Museums & Exhibits

By Kasia Pilat

Legendary soulman Ray Charles would have celebrated his 80th birthday this past Thursday, and Los Angeles found a way to give him a gift.

Located in the studio and office building Charles built in South Los Angeles in the early ’60s, the Ray Charles Memorial Library opened on his birthday Thursday night, the Associated Press reports. His friends and colleagues, including filmmaker Taylor Hackford and Raelette Mable John were in attendance at the opening.

The library, established by the charitable Ray Charles Foundation six years after his death at 73, features interactive exhibits about his life and lengthy career. It also houses Charles’ personal piano and saxophone, microphones, letters he received from Bill Clinton, George W. Bush and Johnny Cash among several other artifacts. The building, where his recording studio and a closet full of clothing remain on the second floor, was declared a cultural and historic landmark by the city of Los Angeles in 2004.

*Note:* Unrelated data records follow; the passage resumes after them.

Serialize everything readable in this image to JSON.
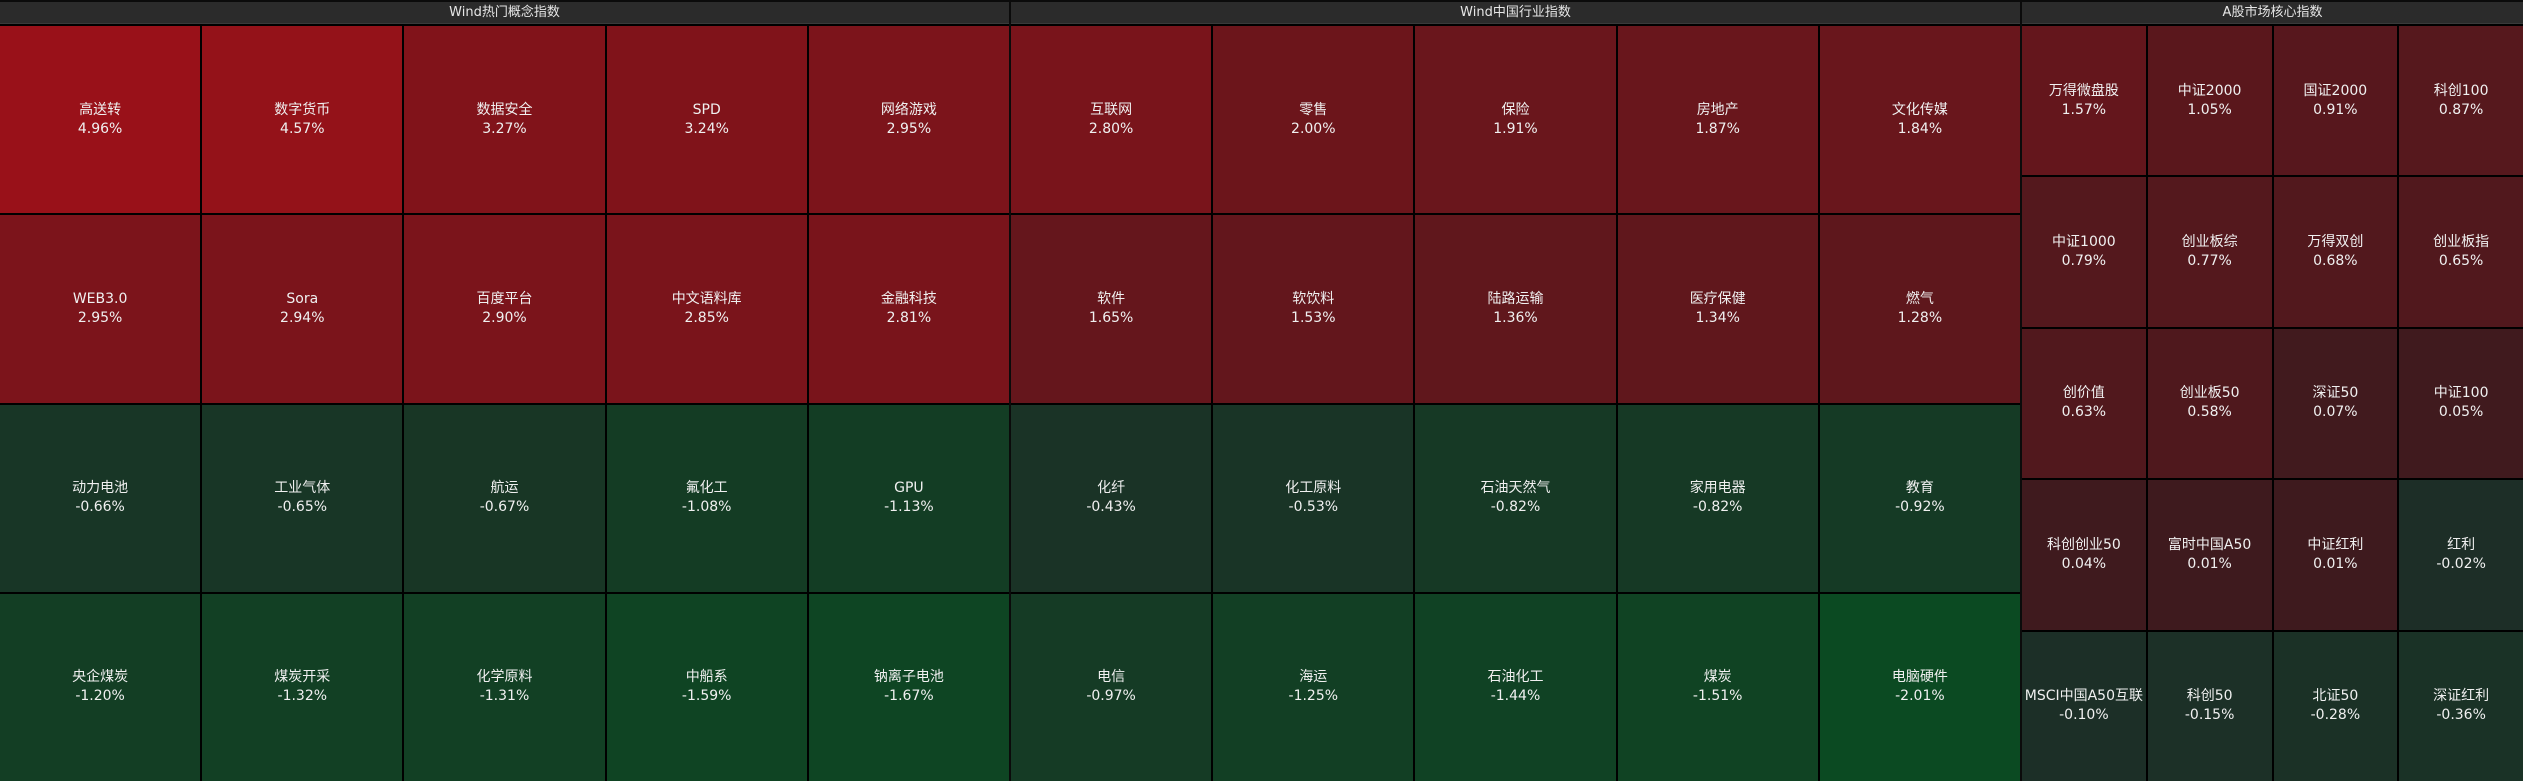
{
  "panels": [
    {
      "title": "Wind热门概念指数",
      "cols": 5,
      "cells": [
        {
          "name": "高送转",
          "pct": "4.96%",
          "value": 4.96
        },
        {
          "name": "数字货币",
          "pct": "4.57%",
          "value": 4.57
        },
        {
          "name": "数据安全",
          "pct": "3.27%",
          "value": 3.27
        },
        {
          "name": "SPD",
          "pct": "3.24%",
          "value": 3.24
        },
        {
          "name": "网络游戏",
          "pct": "2.95%",
          "value": 2.95
        },
        {
          "name": "WEB3.0",
          "pct": "2.95%",
          "value": 2.95
        },
        {
          "name": "Sora",
          "pct": "2.94%",
          "value": 2.94
        },
        {
          "name": "百度平台",
          "pct": "2.90%",
          "value": 2.9
        },
        {
          "name": "中文语料库",
          "pct": "2.85%",
          "value": 2.85
        },
        {
          "name": "金融科技",
          "pct": "2.81%",
          "value": 2.81
        },
        {
          "name": "动力电池",
          "pct": "-0.66%",
          "value": -0.66
        },
        {
          "name": "工业气体",
          "pct": "-0.65%",
          "value": -0.65
        },
        {
          "name": "航运",
          "pct": "-0.67%",
          "value": -0.67
        },
        {
          "name": "氟化工",
          "pct": "-1.08%",
          "value": -1.08
        },
        {
          "name": "GPU",
          "pct": "-1.13%",
          "value": -1.13
        },
        {
          "name": "央企煤炭",
          "pct": "-1.20%",
          "value": -1.2
        },
        {
          "name": "煤炭开采",
          "pct": "-1.32%",
          "value": -1.32
        },
        {
          "name": "化学原料",
          "pct": "-1.31%",
          "value": -1.31
        },
        {
          "name": "中船系",
          "pct": "-1.59%",
          "value": -1.59
        },
        {
          "name": "钠离子电池",
          "pct": "-1.67%",
          "value": -1.67
        }
      ]
    },
    {
      "title": "Wind中国行业指数",
      "cols": 5,
      "cells": [
        {
          "name": "互联网",
          "pct": "2.80%",
          "value": 2.8
        },
        {
          "name": "零售",
          "pct": "2.00%",
          "value": 2.0
        },
        {
          "name": "保险",
          "pct": "1.91%",
          "value": 1.91
        },
        {
          "name": "房地产",
          "pct": "1.87%",
          "value": 1.87
        },
        {
          "name": "文化传媒",
          "pct": "1.84%",
          "value": 1.84
        },
        {
          "name": "软件",
          "pct": "1.65%",
          "value": 1.65
        },
        {
          "name": "软饮料",
          "pct": "1.53%",
          "value": 1.53
        },
        {
          "name": "陆路运输",
          "pct": "1.36%",
          "value": 1.36
        },
        {
          "name": "医疗保健",
          "pct": "1.34%",
          "value": 1.34
        },
        {
          "name": "燃气",
          "pct": "1.28%",
          "value": 1.28
        },
        {
          "name": "化纤",
          "pct": "-0.43%",
          "value": -0.43
        },
        {
          "name": "化工原料",
          "pct": "-0.53%",
          "value": -0.53
        },
        {
          "name": "石油天然气",
          "pct": "-0.82%",
          "value": -0.82
        },
        {
          "name": "家用电器",
          "pct": "-0.82%",
          "value": -0.82
        },
        {
          "name": "教育",
          "pct": "-0.92%",
          "value": -0.92
        },
        {
          "name": "电信",
          "pct": "-0.97%",
          "value": -0.97
        },
        {
          "name": "海运",
          "pct": "-1.25%",
          "value": -1.25
        },
        {
          "name": "石油化工",
          "pct": "-1.44%",
          "value": -1.44
        },
        {
          "name": "煤炭",
          "pct": "-1.51%",
          "value": -1.51
        },
        {
          "name": "电脑硬件",
          "pct": "-2.01%",
          "value": -2.01
        }
      ]
    },
    {
      "title": "A股市场核心指数",
      "cols": 4,
      "cells": [
        {
          "name": "万得微盘股",
          "pct": "1.57%",
          "value": 1.57
        },
        {
          "name": "中证2000",
          "pct": "1.05%",
          "value": 1.05
        },
        {
          "name": "国证2000",
          "pct": "0.91%",
          "value": 0.91
        },
        {
          "name": "科创100",
          "pct": "0.87%",
          "value": 0.87
        },
        {
          "name": "中证1000",
          "pct": "0.79%",
          "value": 0.79
        },
        {
          "name": "创业板综",
          "pct": "0.77%",
          "value": 0.77
        },
        {
          "name": "万得双创",
          "pct": "0.68%",
          "value": 0.68
        },
        {
          "name": "创业板指",
          "pct": "0.65%",
          "value": 0.65
        },
        {
          "name": "创价值",
          "pct": "0.63%",
          "value": 0.63
        },
        {
          "name": "创业板50",
          "pct": "0.58%",
          "value": 0.58
        },
        {
          "name": "深证50",
          "pct": "0.07%",
          "value": 0.07
        },
        {
          "name": "中证100",
          "pct": "0.05%",
          "value": 0.05
        },
        {
          "name": "科创创业50",
          "pct": "0.04%",
          "value": 0.04
        },
        {
          "name": "富时中国A50",
          "pct": "0.01%",
          "value": 0.01
        },
        {
          "name": "中证红利",
          "pct": "0.01%",
          "value": 0.01
        },
        {
          "name": "红利",
          "pct": "-0.02%",
          "value": -0.02
        },
        {
          "name": "MSCI中国A50互联",
          "pct": "-0.10%",
          "value": -0.1
        },
        {
          "name": "科创50",
          "pct": "-0.15%",
          "value": -0.15
        },
        {
          "name": "北证50",
          "pct": "-0.28%",
          "value": -0.28
        },
        {
          "name": "深证红利",
          "pct": "-0.36%",
          "value": -0.36
        }
      ]
    }
  ],
  "colors": {
    "up_strong": "#9a1119",
    "up_weak": "#3d1a1e",
    "down_strong": "#0b4a22",
    "down_weak": "#1d2e27"
  }
}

Charles started The Ray Charles Foundation in 1986 to serve the hearing impaired, and upon his death in 2004 he left all of his intellectual property and $50 million to continue its efforts. Library and foundation president Valerie Ervin said that the library’s main aim is to educate and inspire disenfranchised children who have seen arts education cut from their school curricula. It will be open exclusively to school children by invitation only, with plans to extend access to the general public in the coming year.

A 10-track compilation of Charles rarities, entitled Rare Genius: The Undiscovered Masters, is set to drop in late October.